I have varying interests in what I read. Some may be fairly obvious for a coach, like leadership and personal development, but some subjects, like terrorism, may not be. Over time I’ve also found different uses for the books I’m reading. When I travel abroad, for example, I always take a mystery novel or two set in American cities to remind me of home. I find it oddly comforting.
My favorite author is James Lee Burke. Most of his novels are set in Louisiana and just written so beautifully. Another favorite is John Sandford’s Prey Series. Easy to read and massively entertaining.
Another way I use books is depending on what time of the year we are in, I will read novels based in the opposite climate. During winter when I am longing for the summer I will read authors like Robert Crais, whose books are based in Los Angeles. L.A Requiem is a brilliant read. In the summer I will get into books that are more winter-based like Steve Hamilton’s Alex McKnight series set by the Canadian border in Michigan.
During our [women’s soccer] season, which is organized chaos, I like easy reading that purely entertains and provides no challenge! Just something to make me smile and decompress for an hour. You cannot go wrong with the Jack Reacher series by Lee Child or the Bosch series by the great Michael Connelly.
I also have a big interest in military history, military strategy, and also terrorism. Two books that I have recently read on terrorism are wonderful reads. Steve Coll’s Pulitzer Prize-winning book Ghost Wars is a comprehensive look at the CIA’s role in the lead-up to 9/11. It’s long and exhausting but a brilliant piece of writing. Say Nothing by Patrick Radden Keefe is a tremendous book about “The Troubles” in Northern Ireland. It’s an intense account of a history I know all too well. It’s well worth a read. Steven Pressfield’s The Warrior Ethos is a dynamic, quick read for those interested in code and honor.
I have also found books to be one of the biggest personal development tools you could ever imagine. Stephen Covey’s 7 Habits of Highly Effective People changed my life. It put into words and organized many thoughts and values I already had while also introducing me to new ways to live. It’s a book that is at the core of my coaching and daily life. It’s in my interactions with colleagues. It’s in my teachings to the players. It helps me guide my own children through the difficulties of growing up. It helps me stay True North.
As a team, we read a book every summer, then discuss it when we return for preseason. Selecting the book is no easy task because it’s something you hope the players can use long after the season is over while also making the team stronger in its clarity.
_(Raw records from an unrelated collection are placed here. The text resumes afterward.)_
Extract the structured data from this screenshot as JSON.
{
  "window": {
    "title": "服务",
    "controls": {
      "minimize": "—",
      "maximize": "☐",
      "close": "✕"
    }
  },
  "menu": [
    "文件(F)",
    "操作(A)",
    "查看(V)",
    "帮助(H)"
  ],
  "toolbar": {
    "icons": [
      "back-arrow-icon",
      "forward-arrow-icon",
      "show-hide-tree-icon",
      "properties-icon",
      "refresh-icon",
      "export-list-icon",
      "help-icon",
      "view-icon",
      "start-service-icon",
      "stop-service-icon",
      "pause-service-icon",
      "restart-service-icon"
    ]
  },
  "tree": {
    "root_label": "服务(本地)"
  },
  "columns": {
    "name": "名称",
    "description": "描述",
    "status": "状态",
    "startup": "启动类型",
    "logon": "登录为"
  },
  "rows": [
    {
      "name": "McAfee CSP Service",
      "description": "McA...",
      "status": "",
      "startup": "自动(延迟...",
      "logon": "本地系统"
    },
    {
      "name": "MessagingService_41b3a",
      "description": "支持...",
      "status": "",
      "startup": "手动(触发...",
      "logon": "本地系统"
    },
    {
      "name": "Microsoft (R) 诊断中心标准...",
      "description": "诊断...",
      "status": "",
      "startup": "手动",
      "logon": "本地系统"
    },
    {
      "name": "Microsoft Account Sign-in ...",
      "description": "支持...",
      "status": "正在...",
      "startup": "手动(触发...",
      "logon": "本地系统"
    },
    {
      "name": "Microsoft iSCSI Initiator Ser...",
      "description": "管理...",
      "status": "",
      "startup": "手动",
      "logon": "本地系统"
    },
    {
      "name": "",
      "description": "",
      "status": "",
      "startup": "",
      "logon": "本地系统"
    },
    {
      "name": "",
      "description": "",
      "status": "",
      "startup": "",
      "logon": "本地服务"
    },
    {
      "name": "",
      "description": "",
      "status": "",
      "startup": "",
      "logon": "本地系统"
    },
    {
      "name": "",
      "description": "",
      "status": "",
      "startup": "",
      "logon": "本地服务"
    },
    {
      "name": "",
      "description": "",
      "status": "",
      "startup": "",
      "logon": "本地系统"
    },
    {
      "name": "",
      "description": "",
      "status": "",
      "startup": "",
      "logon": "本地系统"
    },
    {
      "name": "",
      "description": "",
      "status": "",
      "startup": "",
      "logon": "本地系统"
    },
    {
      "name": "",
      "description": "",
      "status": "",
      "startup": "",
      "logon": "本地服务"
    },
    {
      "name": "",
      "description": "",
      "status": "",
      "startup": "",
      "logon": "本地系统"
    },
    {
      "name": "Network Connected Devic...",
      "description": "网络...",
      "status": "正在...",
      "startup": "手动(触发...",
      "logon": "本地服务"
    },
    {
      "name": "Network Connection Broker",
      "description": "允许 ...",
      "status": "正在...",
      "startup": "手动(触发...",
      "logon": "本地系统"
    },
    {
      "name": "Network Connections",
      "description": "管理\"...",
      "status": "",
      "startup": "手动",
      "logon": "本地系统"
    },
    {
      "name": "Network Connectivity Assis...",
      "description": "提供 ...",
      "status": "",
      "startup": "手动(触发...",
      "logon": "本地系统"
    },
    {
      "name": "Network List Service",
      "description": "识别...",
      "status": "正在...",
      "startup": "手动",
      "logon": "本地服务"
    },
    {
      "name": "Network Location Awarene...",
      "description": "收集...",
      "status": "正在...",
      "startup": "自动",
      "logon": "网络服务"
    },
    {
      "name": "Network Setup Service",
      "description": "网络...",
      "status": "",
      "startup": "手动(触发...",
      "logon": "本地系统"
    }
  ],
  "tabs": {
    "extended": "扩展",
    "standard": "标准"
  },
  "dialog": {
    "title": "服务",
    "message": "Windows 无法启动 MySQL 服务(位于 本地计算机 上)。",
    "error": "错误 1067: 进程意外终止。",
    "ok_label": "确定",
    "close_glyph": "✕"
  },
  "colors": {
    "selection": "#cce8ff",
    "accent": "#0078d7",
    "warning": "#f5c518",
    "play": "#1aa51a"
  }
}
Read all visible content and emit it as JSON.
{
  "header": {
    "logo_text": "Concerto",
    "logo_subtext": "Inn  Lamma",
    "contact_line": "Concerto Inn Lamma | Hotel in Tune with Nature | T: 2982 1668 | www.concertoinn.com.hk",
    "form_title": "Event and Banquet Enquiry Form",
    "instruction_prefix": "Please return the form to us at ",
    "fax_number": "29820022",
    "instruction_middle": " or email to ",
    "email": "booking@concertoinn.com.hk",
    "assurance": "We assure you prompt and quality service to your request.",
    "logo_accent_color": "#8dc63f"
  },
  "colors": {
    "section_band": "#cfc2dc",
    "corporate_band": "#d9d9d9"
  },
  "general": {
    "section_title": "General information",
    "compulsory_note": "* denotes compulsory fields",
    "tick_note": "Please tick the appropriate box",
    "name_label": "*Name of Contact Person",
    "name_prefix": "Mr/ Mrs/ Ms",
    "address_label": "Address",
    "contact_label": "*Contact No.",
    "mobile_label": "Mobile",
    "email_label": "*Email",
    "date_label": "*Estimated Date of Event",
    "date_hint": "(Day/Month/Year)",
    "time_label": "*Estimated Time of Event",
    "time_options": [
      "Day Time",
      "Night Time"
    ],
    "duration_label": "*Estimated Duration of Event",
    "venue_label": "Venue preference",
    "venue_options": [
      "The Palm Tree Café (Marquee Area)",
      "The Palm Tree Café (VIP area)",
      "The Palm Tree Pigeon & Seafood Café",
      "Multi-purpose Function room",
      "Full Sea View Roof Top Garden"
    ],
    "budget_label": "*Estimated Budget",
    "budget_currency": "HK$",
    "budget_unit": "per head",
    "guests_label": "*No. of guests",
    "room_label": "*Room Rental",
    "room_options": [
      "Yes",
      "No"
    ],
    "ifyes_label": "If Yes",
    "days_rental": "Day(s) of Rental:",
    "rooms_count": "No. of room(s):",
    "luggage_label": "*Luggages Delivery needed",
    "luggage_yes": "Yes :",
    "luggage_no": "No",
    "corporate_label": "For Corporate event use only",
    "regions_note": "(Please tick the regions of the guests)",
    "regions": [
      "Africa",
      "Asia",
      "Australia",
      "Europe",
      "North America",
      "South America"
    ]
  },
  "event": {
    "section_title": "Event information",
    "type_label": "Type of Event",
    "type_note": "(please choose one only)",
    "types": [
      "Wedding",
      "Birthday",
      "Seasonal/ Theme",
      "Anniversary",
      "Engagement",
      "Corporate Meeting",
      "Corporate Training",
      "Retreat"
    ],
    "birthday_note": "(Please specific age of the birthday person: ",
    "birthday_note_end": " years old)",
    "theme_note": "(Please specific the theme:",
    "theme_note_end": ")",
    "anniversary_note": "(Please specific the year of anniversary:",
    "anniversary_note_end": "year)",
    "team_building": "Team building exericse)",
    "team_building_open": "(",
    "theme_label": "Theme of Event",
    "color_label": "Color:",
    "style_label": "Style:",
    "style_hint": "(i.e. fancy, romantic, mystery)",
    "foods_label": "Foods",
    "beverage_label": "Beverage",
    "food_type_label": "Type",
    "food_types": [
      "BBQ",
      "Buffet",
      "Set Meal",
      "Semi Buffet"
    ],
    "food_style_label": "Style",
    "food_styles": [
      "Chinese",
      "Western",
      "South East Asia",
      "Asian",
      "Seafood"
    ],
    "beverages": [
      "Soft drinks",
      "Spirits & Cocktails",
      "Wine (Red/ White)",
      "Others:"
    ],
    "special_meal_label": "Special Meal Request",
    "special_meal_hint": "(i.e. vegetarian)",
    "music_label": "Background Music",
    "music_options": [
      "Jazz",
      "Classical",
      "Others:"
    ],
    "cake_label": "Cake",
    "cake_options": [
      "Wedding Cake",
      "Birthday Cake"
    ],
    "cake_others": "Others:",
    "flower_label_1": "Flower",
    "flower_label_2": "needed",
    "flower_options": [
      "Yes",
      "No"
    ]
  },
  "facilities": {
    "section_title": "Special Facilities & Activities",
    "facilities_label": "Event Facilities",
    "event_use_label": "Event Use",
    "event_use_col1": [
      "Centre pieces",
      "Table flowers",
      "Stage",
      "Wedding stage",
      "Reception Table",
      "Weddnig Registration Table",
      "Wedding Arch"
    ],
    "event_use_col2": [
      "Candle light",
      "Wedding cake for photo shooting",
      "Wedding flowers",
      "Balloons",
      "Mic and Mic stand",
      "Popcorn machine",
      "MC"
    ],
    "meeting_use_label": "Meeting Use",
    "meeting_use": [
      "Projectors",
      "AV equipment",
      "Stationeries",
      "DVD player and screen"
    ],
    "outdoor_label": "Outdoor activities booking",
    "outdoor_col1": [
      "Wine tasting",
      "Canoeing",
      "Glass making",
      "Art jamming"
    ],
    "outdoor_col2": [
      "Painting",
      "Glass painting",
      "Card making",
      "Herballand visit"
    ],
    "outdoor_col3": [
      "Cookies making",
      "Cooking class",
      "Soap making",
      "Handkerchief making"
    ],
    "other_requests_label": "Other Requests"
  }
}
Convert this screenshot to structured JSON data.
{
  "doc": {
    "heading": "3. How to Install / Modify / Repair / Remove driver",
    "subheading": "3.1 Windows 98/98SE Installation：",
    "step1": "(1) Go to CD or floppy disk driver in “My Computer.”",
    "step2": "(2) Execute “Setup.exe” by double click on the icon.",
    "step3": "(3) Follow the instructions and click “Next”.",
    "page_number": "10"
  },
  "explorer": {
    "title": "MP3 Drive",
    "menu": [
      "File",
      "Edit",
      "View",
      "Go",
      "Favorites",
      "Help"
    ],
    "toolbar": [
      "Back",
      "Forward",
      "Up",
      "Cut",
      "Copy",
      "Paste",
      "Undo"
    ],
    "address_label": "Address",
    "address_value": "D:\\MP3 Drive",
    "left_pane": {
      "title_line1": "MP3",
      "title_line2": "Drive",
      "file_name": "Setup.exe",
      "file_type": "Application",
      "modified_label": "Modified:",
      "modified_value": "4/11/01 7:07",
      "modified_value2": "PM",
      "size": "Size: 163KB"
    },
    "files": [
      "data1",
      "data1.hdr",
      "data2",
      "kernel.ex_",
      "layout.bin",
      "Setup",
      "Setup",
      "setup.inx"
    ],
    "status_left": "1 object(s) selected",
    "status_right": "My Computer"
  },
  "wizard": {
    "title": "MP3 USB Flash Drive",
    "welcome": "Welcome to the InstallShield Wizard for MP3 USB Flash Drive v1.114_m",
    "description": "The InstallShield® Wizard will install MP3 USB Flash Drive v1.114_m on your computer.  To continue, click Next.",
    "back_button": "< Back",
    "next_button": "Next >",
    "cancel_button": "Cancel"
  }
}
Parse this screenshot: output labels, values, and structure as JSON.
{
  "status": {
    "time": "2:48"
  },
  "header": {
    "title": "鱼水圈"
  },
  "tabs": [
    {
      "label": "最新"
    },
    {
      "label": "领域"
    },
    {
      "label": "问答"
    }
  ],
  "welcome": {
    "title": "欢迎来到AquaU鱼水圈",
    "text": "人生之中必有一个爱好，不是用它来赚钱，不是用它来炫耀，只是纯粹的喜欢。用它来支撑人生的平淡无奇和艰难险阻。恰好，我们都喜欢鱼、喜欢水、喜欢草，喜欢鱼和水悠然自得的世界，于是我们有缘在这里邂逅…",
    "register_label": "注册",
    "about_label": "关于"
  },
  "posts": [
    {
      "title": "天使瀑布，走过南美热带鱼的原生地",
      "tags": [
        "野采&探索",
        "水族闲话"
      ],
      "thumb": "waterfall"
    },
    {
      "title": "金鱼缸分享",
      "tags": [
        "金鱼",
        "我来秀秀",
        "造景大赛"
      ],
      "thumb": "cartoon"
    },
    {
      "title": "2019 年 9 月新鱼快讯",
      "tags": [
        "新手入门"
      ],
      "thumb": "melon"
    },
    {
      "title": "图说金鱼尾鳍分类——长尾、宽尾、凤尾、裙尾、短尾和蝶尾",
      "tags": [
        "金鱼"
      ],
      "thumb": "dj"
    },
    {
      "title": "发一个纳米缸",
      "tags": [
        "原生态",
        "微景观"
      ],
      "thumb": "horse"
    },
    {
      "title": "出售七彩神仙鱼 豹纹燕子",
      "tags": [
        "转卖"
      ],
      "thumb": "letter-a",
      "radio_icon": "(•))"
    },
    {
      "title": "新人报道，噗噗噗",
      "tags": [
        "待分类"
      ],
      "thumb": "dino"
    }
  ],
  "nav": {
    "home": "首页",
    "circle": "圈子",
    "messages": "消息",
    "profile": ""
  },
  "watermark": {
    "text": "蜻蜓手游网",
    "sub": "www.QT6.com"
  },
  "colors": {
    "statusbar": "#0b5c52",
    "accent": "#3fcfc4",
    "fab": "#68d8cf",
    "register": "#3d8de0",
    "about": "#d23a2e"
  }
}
The past summer we read Dare to Lead by Brene Brown. In the past, we have read Legacy by James Kerr and Lean In by Sheryl Sandberg. We now have started to get alumni involved in reading the summer book to share their thoughts with the players.
The Athletics Department has also gotten in on the act! As a department we read Range by David Epstein. Every department member got a copy of the book and most enjoyed the varying topics on development that were presented.
Reading and books are a love of mine that is a prominent part of my daily life. In the summer you will see me outside Mojo with Americano in one hand and a book in the other. If you are around, stop by and share your favorites with me.